LA TELARAÑA: El bien pagado

martes, mayo 2

El bien pagado


La Telaraña en El Mundo.



 Dentro de un rato, unas horas o unos minutos, porque desconozco para cuándo están convocadas las manifestaciones de rigor, unas mil personas (quizá más, quizá menos) tomarán las calles de Palma armadas con banderas y pancartas, el dibujo de un mohín indefinido en el rostro y en el alma, la música destemplada de algún que otro pareado a modo de eslogan entre los airados labios y el silencio afuera, alrededor, tal vez adentro, muy adentro. Viajará con ellos un hálito envolvente, una nube densa, una bruma fantasmal de niebla, un perfume grave y añejo, una idea quizá romántica de la vida, la justicia y la economía que ya no sé si existe o si sólo habita en ciertos libros, acaso en el retórico manual del olvido.
 Podré entonces, dentro de un rato, unas horas o unos minutos, decir que ya ha pasado bajo mi casa la comitiva del 1º de mayo, esa celebración que fue tantas cosas antes de ser la pantomima que es hoy en día. Los sindicatos, en efecto, sólo son una vaga reminiscencia de lo que fueron y los trabajadores, ay, los trabajadores ya no tienen trabajo y el sueldo justo es una entelequia. Yo mismo no tengo otra cosa mejor que hacer que emborronar hojas de papel con la ficción que imagino, añoro o desespero, porque la realidad me duele por lo que es y lo que pudo ser, por lo que quisimos que fuera y ha acabado siendo. A lo mejor me duele, porque no soy capaz de entenderla del todo.
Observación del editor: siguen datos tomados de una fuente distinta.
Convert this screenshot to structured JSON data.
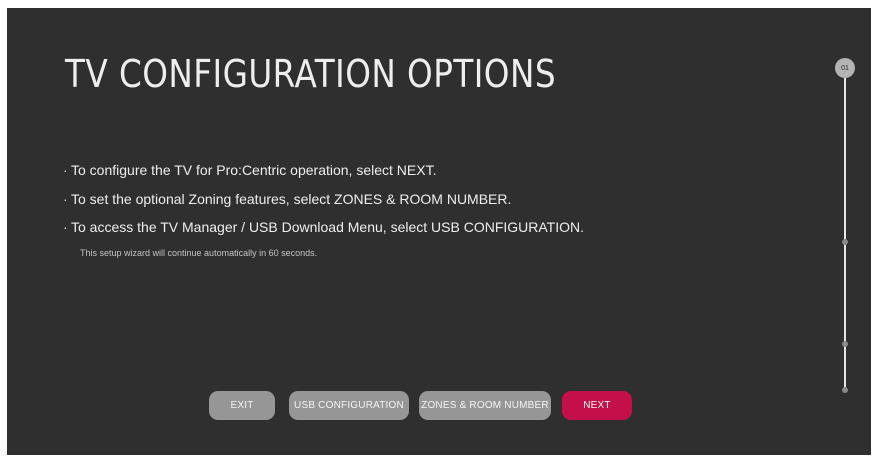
{
  "page": {
    "title": "TV CONFIGURATION OPTIONS",
    "instructions": [
      "To configure the TV for Pro:Centric operation, select NEXT.",
      "To set the optional Zoning features, select ZONES & ROOM NUMBER.",
      "To access the TV Manager / USB Download Menu, select USB CONFIGURATION."
    ],
    "bullet_glyph": "·",
    "auto_continue_note": "This setup wizard will continue automatically in 60 seconds."
  },
  "buttons": {
    "exit": "EXIT",
    "usb_configuration": "USB CONFIGURATION",
    "zones_room_number": "ZONES & ROOM NUMBER",
    "next": "NEXT"
  },
  "progress": {
    "current_step_label": "01"
  },
  "colors": {
    "background": "#302f30",
    "button": "#969696",
    "accent": "#c3104a"
  }
}
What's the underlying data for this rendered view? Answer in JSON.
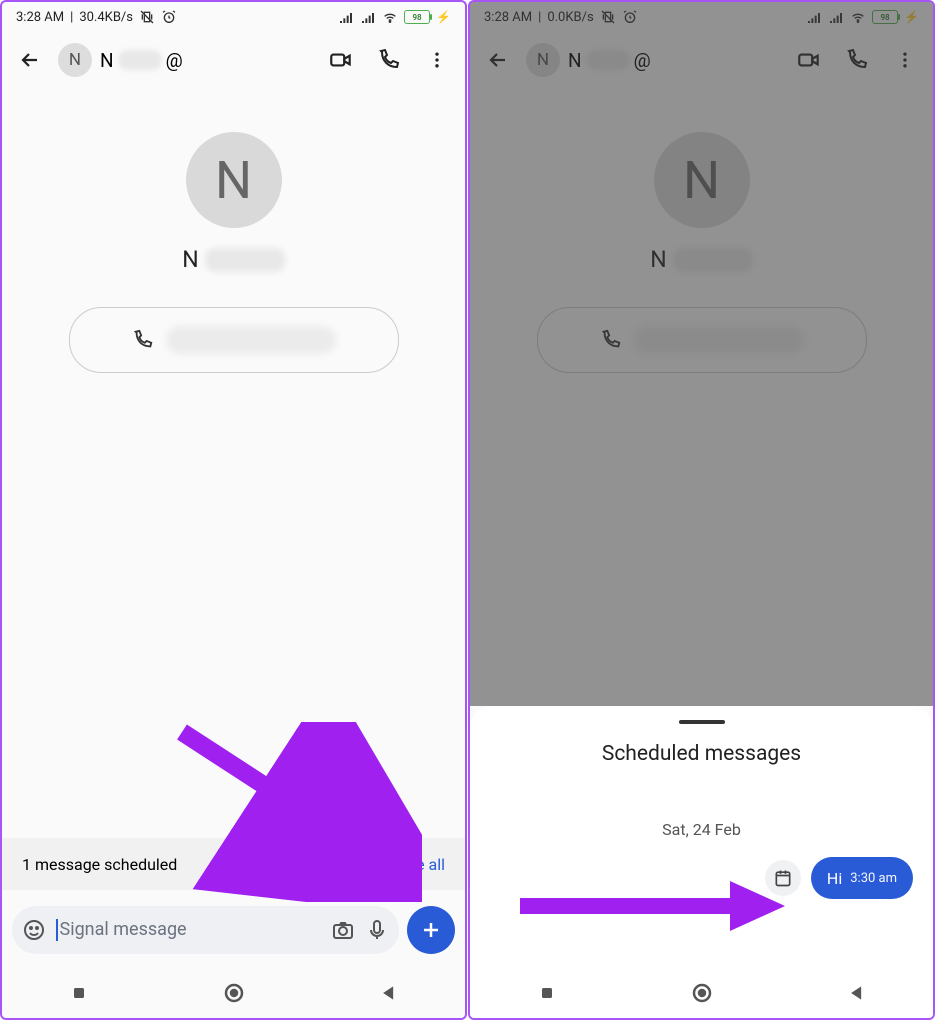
{
  "left": {
    "status": {
      "time": "3:28 AM",
      "net": "30.4KB/s",
      "battery": "98"
    },
    "header": {
      "avatar_initial": "N",
      "title_initial": "N",
      "at_symbol": "@"
    },
    "profile": {
      "avatar_initial": "N",
      "name_initial": "N"
    },
    "scheduled_banner": {
      "count_text": "1 message scheduled",
      "see_all": "See all"
    },
    "composer": {
      "placeholder": "Signal message"
    }
  },
  "right": {
    "status": {
      "time": "3:28 AM",
      "net": "0.0KB/s",
      "battery": "98"
    },
    "header": {
      "avatar_initial": "N",
      "title_initial": "N",
      "at_symbol": "@"
    },
    "profile": {
      "avatar_initial": "N",
      "name_initial": "N"
    },
    "sheet": {
      "title": "Scheduled messages",
      "date": "Sat, 24 Feb",
      "message_text": "Hi",
      "message_time": "3:30 am"
    }
  }
}
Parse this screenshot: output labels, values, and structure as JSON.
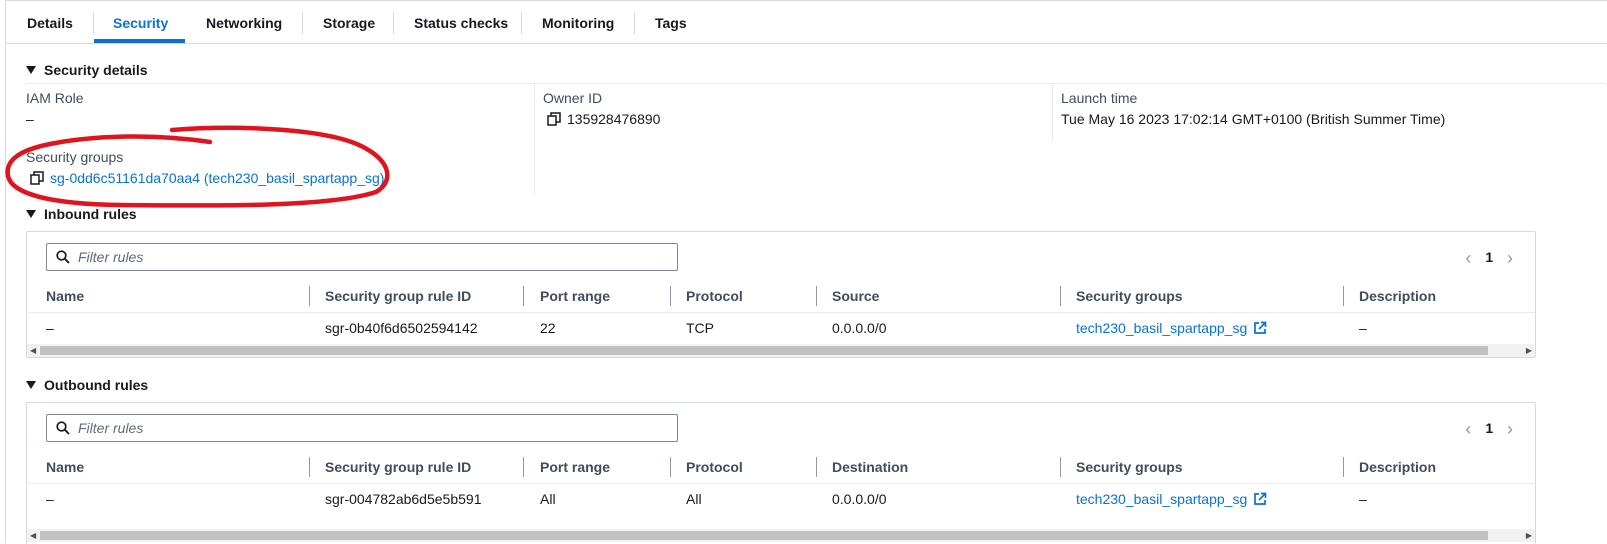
{
  "tabs": [
    {
      "label": "Details"
    },
    {
      "label": "Security"
    },
    {
      "label": "Networking"
    },
    {
      "label": "Storage"
    },
    {
      "label": "Status checks"
    },
    {
      "label": "Monitoring"
    },
    {
      "label": "Tags"
    }
  ],
  "active_tab": "Security",
  "security_details": {
    "header": "Security details",
    "iam_role_label": "IAM Role",
    "iam_role_value": "–",
    "owner_id_label": "Owner ID",
    "owner_id_value": "135928476890",
    "launch_time_label": "Launch time",
    "launch_time_value": "Tue May 16 2023 17:02:14 GMT+0100 (British Summer Time)",
    "security_groups_label": "Security groups",
    "security_groups_value": "sg-0dd6c51161da70aa4 (tech230_basil_spartapp_sg)"
  },
  "inbound": {
    "header": "Inbound rules",
    "filter_placeholder": "Filter rules",
    "page": "1",
    "columns": [
      "Name",
      "Security group rule ID",
      "Port range",
      "Protocol",
      "Source",
      "Security groups",
      "Description"
    ],
    "rows": [
      [
        "–",
        "sgr-0b40f6d6502594142",
        "22",
        "TCP",
        "0.0.0.0/0",
        "tech230_basil_spartapp_sg",
        "–"
      ]
    ]
  },
  "outbound": {
    "header": "Outbound rules",
    "filter_placeholder": "Filter rules",
    "page": "1",
    "columns": [
      "Name",
      "Security group rule ID",
      "Port range",
      "Protocol",
      "Destination",
      "Security groups",
      "Description"
    ],
    "rows": [
      [
        "–",
        "sgr-004782ab6d5e5b591",
        "All",
        "All",
        "0.0.0.0/0",
        "tech230_basil_spartapp_sg",
        "–"
      ]
    ]
  },
  "colors": {
    "accent": "#0972d3",
    "annotation": "#e0141e"
  }
}
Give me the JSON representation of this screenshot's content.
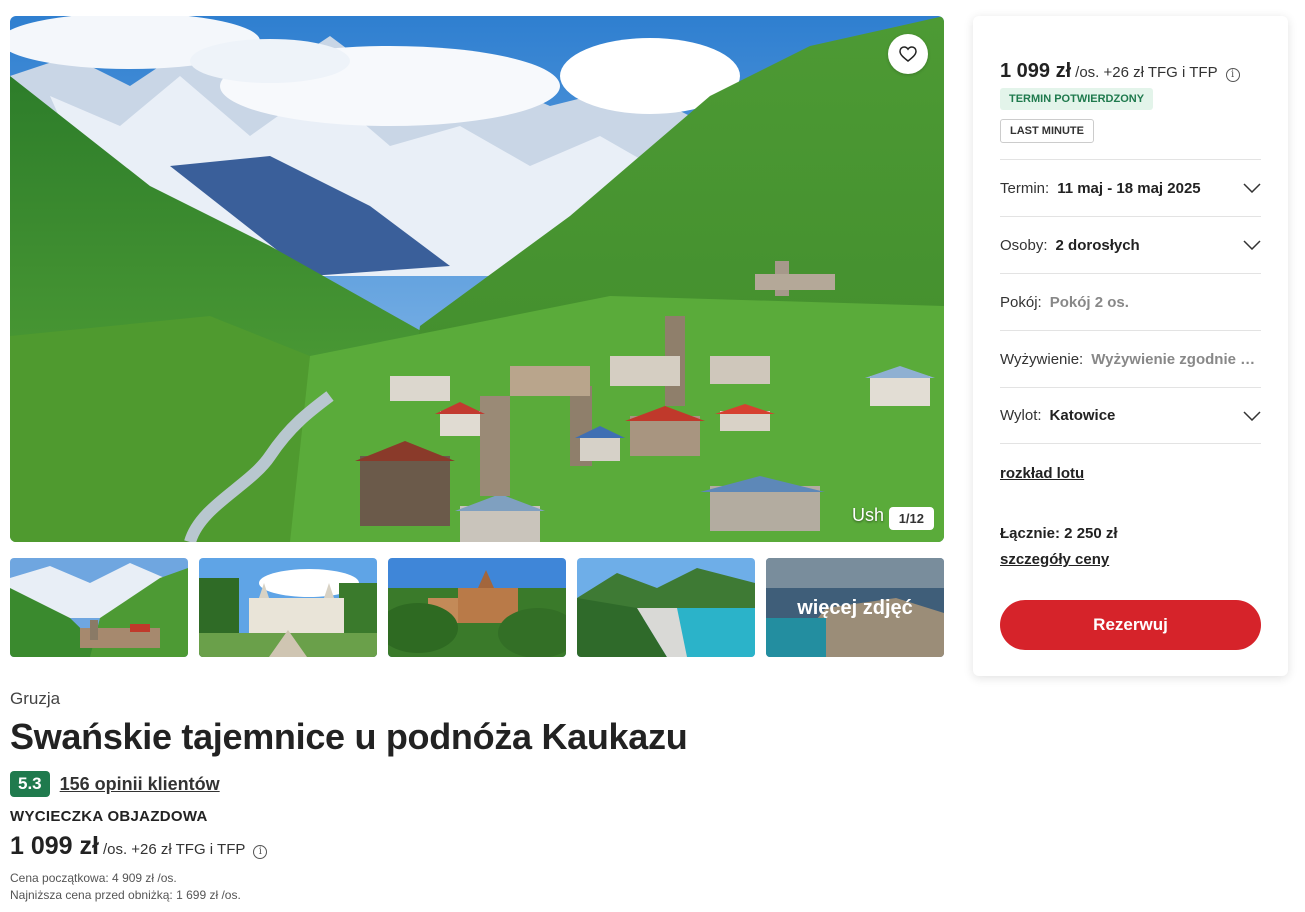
{
  "gallery": {
    "caption": "Ush",
    "counter": "1/12",
    "more_label": "więcej zdjęć",
    "favorite_icon": "heart-icon"
  },
  "offer": {
    "country": "Gruzja",
    "title": "Swańskie tajemnice u podnóża Kaukazu",
    "rating": "5.3",
    "reviews": "156 opinii klientów",
    "type": "WYCIECZKA OBJAZDOWA",
    "price": "1 099 zł",
    "price_suffix": "/os. +26 zł TFG i TFP",
    "original_price": "Cena początkowa: 4 909 zł /os.",
    "lowest_price": "Najniższa cena przed obniżką: 1 699 zł /os."
  },
  "booking": {
    "price": "1 099 zł",
    "price_suffix": "/os. +26 zł TFG i TFP",
    "badge_confirmed": "TERMIN POTWIERDZONY",
    "badge_last_minute": "LAST MINUTE",
    "term_label": "Termin:",
    "term_value": "11 maj - 18 maj 2025",
    "persons_label": "Osoby:",
    "persons_value": "2 dorosłych",
    "room_label": "Pokój:",
    "room_value": "Pokój 2 os.",
    "board_label": "Wyżywienie:",
    "board_value": "Wyżywienie zgodnie z programem",
    "departure_label": "Wylot:",
    "departure_value": "Katowice",
    "flight_schedule": "rozkład lotu",
    "total": "Łącznie: 2 250 zł",
    "price_details": "szczegóły ceny",
    "reserve": "Rezerwuj"
  },
  "colors": {
    "accent_red": "#d6232a",
    "rating_green": "#1f7a4d",
    "badge_green_bg": "#e3f4ea"
  }
}
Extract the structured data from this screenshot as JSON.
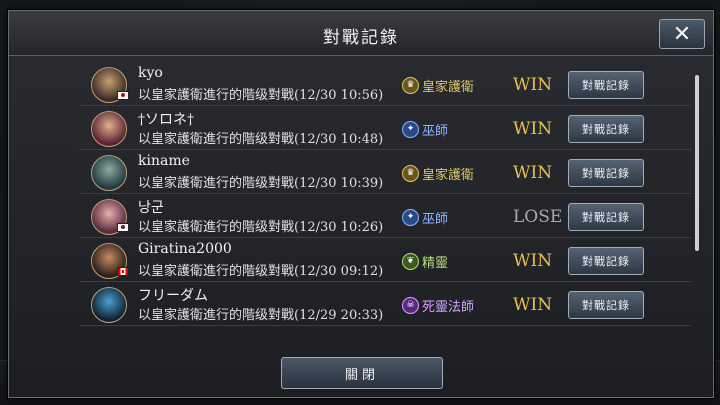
{
  "dialog": {
    "title": "對戰記錄",
    "close_icon": "close-icon",
    "close_label": "關閉"
  },
  "colors": {
    "win": "#e6c24a",
    "lose": "#a9a9a9",
    "royal_guard": "#e0c66a",
    "mage": "#8fb3ff",
    "elf": "#b9d97a",
    "necromancer": "#d7a3ff"
  },
  "rows": [
    {
      "name": "kyo",
      "desc": "以皇家護衛進行的階级對戰(12/30 10:56)",
      "class": "皇家護衛",
      "class_icon": "crown-icon",
      "class_color": "#e0c66a",
      "icon_bg": "#6a5420",
      "result": "WIN",
      "result_type": "win",
      "button": "對戰記錄",
      "flag": "jp",
      "avatar_colors": [
        "#3a2a24",
        "#c8a070"
      ]
    },
    {
      "name": "†ソロネ†",
      "desc": "以皇家護衛進行的階级對戰(12/30 10:48)",
      "class": "巫師",
      "class_icon": "wizard-icon",
      "class_color": "#8fb3ff",
      "icon_bg": "#284a8a",
      "result": "WIN",
      "result_type": "win",
      "button": "對戰記錄",
      "flag": "",
      "avatar_colors": [
        "#5a2030",
        "#e0b090"
      ]
    },
    {
      "name": "kiname",
      "desc": "以皇家護衛進行的階级對戰(12/30 10:39)",
      "class": "皇家護衛",
      "class_icon": "crown-icon",
      "class_color": "#e0c66a",
      "icon_bg": "#6a5420",
      "result": "WIN",
      "result_type": "win",
      "button": "對戰記錄",
      "flag": "",
      "avatar_colors": [
        "#1f3a40",
        "#8fa8a0"
      ]
    },
    {
      "name": "낭군",
      "desc": "以皇家護衛進行的階级對戰(12/30 10:26)",
      "class": "巫師",
      "class_icon": "wizard-icon",
      "class_color": "#8fb3ff",
      "icon_bg": "#284a8a",
      "result": "LOSE",
      "result_type": "lose",
      "button": "對戰記錄",
      "flag": "kr",
      "avatar_colors": [
        "#5a2a3a",
        "#e8b0b0"
      ]
    },
    {
      "name": "Giratina2000",
      "desc": "以皇家護衛進行的階级對戰(12/30 09:12)",
      "class": "精靈",
      "class_icon": "leaf-icon",
      "class_color": "#b9d97a",
      "icon_bg": "#3a5a20",
      "result": "WIN",
      "result_type": "win",
      "button": "對戰記錄",
      "flag": "ca",
      "avatar_colors": [
        "#2a1e1a",
        "#c88a60"
      ]
    },
    {
      "name": "フリーダム",
      "desc": "以皇家護衛進行的階级對戰(12/29 20:33)",
      "class": "死靈法師",
      "class_icon": "skull-icon",
      "class_color": "#d7a3ff",
      "icon_bg": "#5a2a80",
      "result": "WIN",
      "result_type": "win",
      "button": "對戰記錄",
      "flag": "",
      "avatar_colors": [
        "#102030",
        "#4aa0d0"
      ]
    }
  ]
}
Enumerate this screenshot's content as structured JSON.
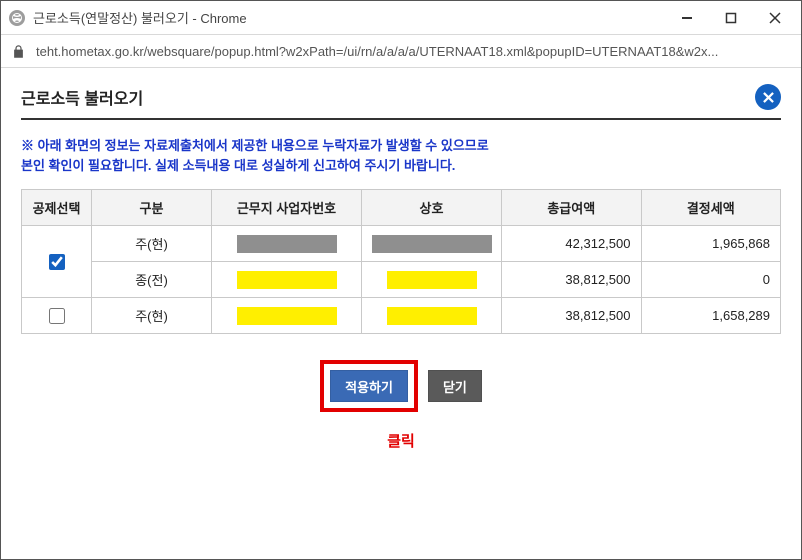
{
  "window": {
    "title": "근로소득(연말정산) 불러오기 - Chrome",
    "url": "teht.hometax.go.kr/websquare/popup.html?w2xPath=/ui/rn/a/a/a/a/UTERNAAT18.xml&popupID=UTERNAAT18&w2x..."
  },
  "page": {
    "title": "근로소득 불러오기",
    "notice_line1": "※ 아래 화면의 정보는 자료제출처에서 제공한 내용으로 누락자료가 발생할 수 있으므로",
    "notice_line2": "본인 확인이 필요합니다. 실제 소득내용 대로 성실하게 신고하여 주시기 바랍니다.",
    "click_label": "클릭"
  },
  "table": {
    "headers": {
      "select": "공제선택",
      "type": "구분",
      "biz_no": "근무지 사업자번호",
      "name": "상호",
      "pay": "총급여액",
      "tax": "결정세액"
    },
    "rows": [
      {
        "checked": true,
        "type": "주(현)",
        "mask": "gray",
        "pay": "42,312,500",
        "tax": "1,965,868"
      },
      {
        "checked": true,
        "type": "종(전)",
        "mask": "yellow",
        "pay": "38,812,500",
        "tax": "0",
        "merge_with_prev": true
      },
      {
        "checked": false,
        "type": "주(현)",
        "mask": "yellow",
        "pay": "38,812,500",
        "tax": "1,658,289"
      }
    ]
  },
  "buttons": {
    "apply": "적용하기",
    "close": "닫기"
  }
}
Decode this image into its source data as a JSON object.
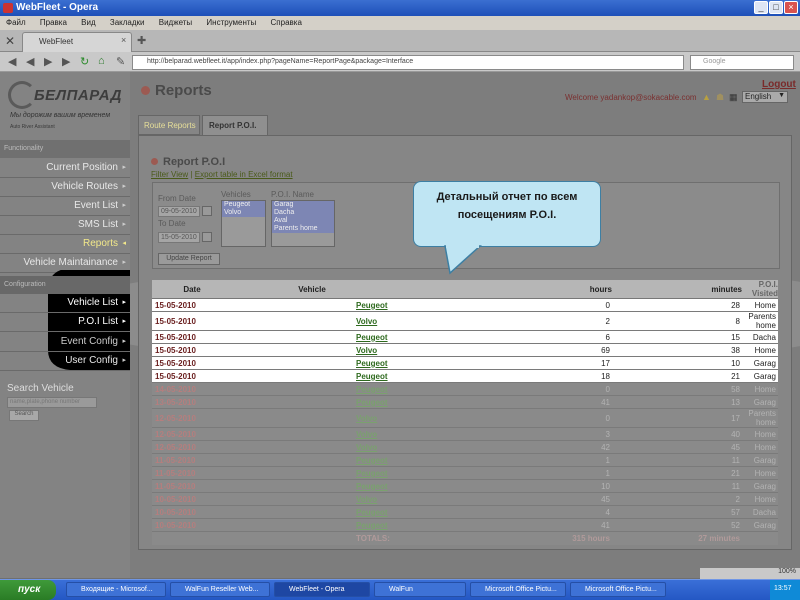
{
  "window": {
    "title": "WebFleet - Opera"
  },
  "menu": {
    "items": [
      "Файл",
      "Правка",
      "Вид",
      "Закладки",
      "Виджеты",
      "Инструменты",
      "Справка"
    ]
  },
  "browser": {
    "tab_title": "WebFleet",
    "address": "http://belparad.webfleet.it/app/index.php?pageName=ReportPage&package=Interface",
    "search_placeholder": "Google",
    "zoom": "100%"
  },
  "logo": {
    "name": "БЕЛПАРАД",
    "slogan": "Мы дорожим вашим временем",
    "sub": "Auto River Assistant"
  },
  "sidebar": {
    "section_functionality": "Functionality",
    "items": [
      {
        "label": "Current Position"
      },
      {
        "label": "Vehicle Routes"
      },
      {
        "label": "Event List"
      },
      {
        "label": "SMS List"
      },
      {
        "label": "Reports"
      },
      {
        "label": "Vehicle Maintainance"
      }
    ],
    "section_configuration": "Configuration",
    "config_items": [
      {
        "label": "Vehicle List"
      },
      {
        "label": "P.O.I List"
      },
      {
        "label": "Event Config"
      },
      {
        "label": "User Config"
      }
    ],
    "search": {
      "title": "Search Vehicle",
      "placeholder": "name,plate,phone number",
      "button": "Search"
    }
  },
  "header": {
    "title": "Reports",
    "logout": "Logout",
    "welcome": "Welcome yadankop@sokacable.com",
    "language": "English"
  },
  "tabs": [
    {
      "label": "Route Reports"
    },
    {
      "label": "Report P.O.I."
    }
  ],
  "report": {
    "title": "Report P.O.I",
    "filter_view": "Filter View",
    "export": "Export table in Excel format",
    "from_label": "From Date",
    "from_value": "09-05-2010",
    "to_label": "To Date",
    "to_value": "15-05-2010",
    "vehicles_label": "Vehicles",
    "vehicles": [
      "Peugeot",
      "Volvo"
    ],
    "poi_label": "P.O.I. Name",
    "poi_names": [
      "Garag",
      "Dacha",
      "Aval",
      "Parents home"
    ],
    "update_button": "Update Report"
  },
  "table": {
    "headers": [
      "Date",
      "Vehicle",
      "hours",
      "minutes",
      "P.O.I. Visited"
    ],
    "rows": [
      {
        "date": "15-05-2010",
        "vehicle": "Peugeot",
        "hours": "0",
        "minutes": "28",
        "poi": "Home"
      },
      {
        "date": "15-05-2010",
        "vehicle": "Volvo",
        "hours": "2",
        "minutes": "8",
        "poi": "Parents home"
      },
      {
        "date": "15-05-2010",
        "vehicle": "Peugeot",
        "hours": "6",
        "minutes": "15",
        "poi": "Dacha"
      },
      {
        "date": "15-05-2010",
        "vehicle": "Volvo",
        "hours": "69",
        "minutes": "38",
        "poi": "Home"
      },
      {
        "date": "15-05-2010",
        "vehicle": "Peugeot",
        "hours": "17",
        "minutes": "10",
        "poi": "Garag"
      },
      {
        "date": "15-05-2010",
        "vehicle": "Peugeot",
        "hours": "18",
        "minutes": "21",
        "poi": "Garag"
      },
      {
        "date": "14-05-2010",
        "vehicle": "Peugeot",
        "hours": "0",
        "minutes": "58",
        "poi": "Home"
      },
      {
        "date": "13-05-2010",
        "vehicle": "Peugeot",
        "hours": "41",
        "minutes": "13",
        "poi": "Garag"
      },
      {
        "date": "12-05-2010",
        "vehicle": "Volvo",
        "hours": "0",
        "minutes": "17",
        "poi": "Parents home"
      },
      {
        "date": "12-05-2010",
        "vehicle": "Volvo",
        "hours": "3",
        "minutes": "40",
        "poi": "Home"
      },
      {
        "date": "12-05-2010",
        "vehicle": "Volvo",
        "hours": "42",
        "minutes": "45",
        "poi": "Home"
      },
      {
        "date": "11-05-2010",
        "vehicle": "Peugeot",
        "hours": "1",
        "minutes": "11",
        "poi": "Garag"
      },
      {
        "date": "11-05-2010",
        "vehicle": "Peugeot",
        "hours": "1",
        "minutes": "21",
        "poi": "Home"
      },
      {
        "date": "11-05-2010",
        "vehicle": "Peugeot",
        "hours": "10",
        "minutes": "11",
        "poi": "Garag"
      },
      {
        "date": "10-05-2010",
        "vehicle": "Volvo",
        "hours": "45",
        "minutes": "2",
        "poi": "Home"
      },
      {
        "date": "10-05-2010",
        "vehicle": "Peugeot",
        "hours": "4",
        "minutes": "57",
        "poi": "Dacha"
      },
      {
        "date": "10-05-2010",
        "vehicle": "Peugeot",
        "hours": "41",
        "minutes": "52",
        "poi": "Garag"
      }
    ],
    "totals_label": "TOTALS:",
    "total_hours": "315 hours",
    "total_minutes": "27 minutes"
  },
  "callout": {
    "text": "Детальный отчет по всем посещениям P.O.I."
  },
  "taskbar": {
    "start": "пуск",
    "buttons": [
      "Входящие - Microsof...",
      "WalFun Reseller Web...",
      "WebFleet - Opera",
      "WalFun",
      "Microsoft Office Pictu...",
      "Microsoft Office Pictu..."
    ],
    "clock": "13:57"
  },
  "colors": {
    "titlebar": "#1d4fb8",
    "date_red": "#6b2020",
    "vehicle_green": "#2e6a1e",
    "callout": "#bfe5f3"
  }
}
Es que no hay manera.
 No puedo entender, por ejemplo, que Ignacio González cobrara 4.500 euros al mes por escribir dos artículos semanales en La Razón. ¿Tan bien escribía este hombre? Pues habrá que estar atentos a sus futuras cartas desde la prisión, desde luego. Mientras tanto, he intentado encontrar alguno de sus pingües artículos, pero no he tenido suerte. Su lectura es de pago (lo que no extraña dado lo difícil que resultará amortizarlos) y no tengo ganas, ahora, de ponerme a bucear por donde los piratas y los buques hundidos, las procelosas aguas turbias donde la luz apenas llega, si llega.
 Yo también escribo dos artículos semanales y les aseguro que, por desgracia, no cobro 600 euros por artículo. Ni por asomo. El presunto agravio, no obstante, no sé todavía de qué clase es. Aún no he decidido si debo indignarme, si debo dejarme vencer, a partes iguales, por la envidia y la resignación o si, por el contrario, debo dejar que la risa floja, que me sale de muy adentro, lo invada todo hasta convertirse en una magnífica carcajada. Quizá esa carcajada torrencial obre el auténtico milagro de poner a todos en su sitio; y a mí en el mío, que de eso y no de otra cosa, trata este viejo oficio de escribir.